Still can't figure out why my ground loop resistance is so high though. I haven't changed any of the stock wiring, but the lights seem to work fine. :)
 






maybe the size and the length of the wire going from a 12v source going to the low beam thing that bridges it then goes to the dash panel switch then goes back out to the fog lights up front. that contibutes a lot to current resistance. or maybe some circuits just doesnt want to be fiddled with. had an instance once that i tapped something from the steering column multi-switch as a trigger and the device worked but when i put it all back and closed it up it blew a fuse and next thing i know i was getting a negative voltage reading on it. started from a simple tap then ended with rewiring one side of the column multi-switch. a definite pita. just my $0.02...
anyway, i always make a separate harness whenever i add aux lighthing.. makes everything easier while giving that quality custom work.
 






maybe the size and the length of the wire going from a 12v source going to the low beam thing that bridges it then goes to the dash panel switch then goes back out to the fog lights up front. that contibutes a lot to current resistance. or maybe some circuits just doesnt want to be fiddled with. had an instance once that i tapped something from the steering column multi-switch as a trigger and the device worked but when i put it all back and closed it up it blew a fuse and next thing i know i was getting a negative voltage reading on it. started from a simple tap then ended with rewiring one side of the column multi-switch. a definite pita. just my $0.02...
anyway, i always make a separate harness whenever i add aux lighthing.. makes everything easier while giving that quality custom work.
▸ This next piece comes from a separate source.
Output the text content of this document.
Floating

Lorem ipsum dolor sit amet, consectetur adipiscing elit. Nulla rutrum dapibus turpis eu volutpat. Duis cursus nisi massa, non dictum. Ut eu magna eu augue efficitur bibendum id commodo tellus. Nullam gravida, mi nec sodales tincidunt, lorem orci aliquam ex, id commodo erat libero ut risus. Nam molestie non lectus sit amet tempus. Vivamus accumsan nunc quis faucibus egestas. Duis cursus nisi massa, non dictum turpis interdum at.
I didn't tap/custom wire anything

I have high resistance on the stock wiring. I unplug the foglights and from that plug its stock wiring that shows high resistance...

Its wierd
 






I didn't tap/custom wire anything

I have high resistance on the stock wiring. I unplug the foglights and from that plug its stock wiring that shows high resistance...

Its wierd


>> maybe the size and the length of the wire going from a 12v source going to the low beam thing that bridges it then goes to the dash panel switch then goes back out to the fog lights up front. that contributes a lot to current resistance. <<

what i'm trying to say is that a high resistance in a wiring junction or outlet terminals like a stock fog light socket, are usually caused by a couple of things:

-poor splices anywhere in the circuit
-loose or intermittent connections anywhere in the circuit
-corroded connections anywhere in the circuit
-inadequate seating of wire in the slot connection on backwired “push-in type“ receptacles and switches.
or the most common one - The wire does not meet code standards (not heavy enough gauge for the length of the run).

this in turn can lead to both current and voltage drops. Voltage drops are not usually significant enough to cause a bulb not to light up. pair this with inefficient current draw and it will most likely produce a high resistance circuit holding up a huge load on that particular wiring then blows a fuse (if equipped with one). Or it maybe as simple as what jt said, casing getting shorted out.

on that ground loop issue, try installing earth-grounding wires or what they call hypergrounding. it helped in my case when i got a better reading when probed from different chassis ground locations. its not really that high of a priority to do this but after seeing that the grounding points connecting the -battery to the body ground to be that small i decided to do one myself.
Maybe this can help for your ground loop with a high resistance? :dunno: it all varies on different cases/situation.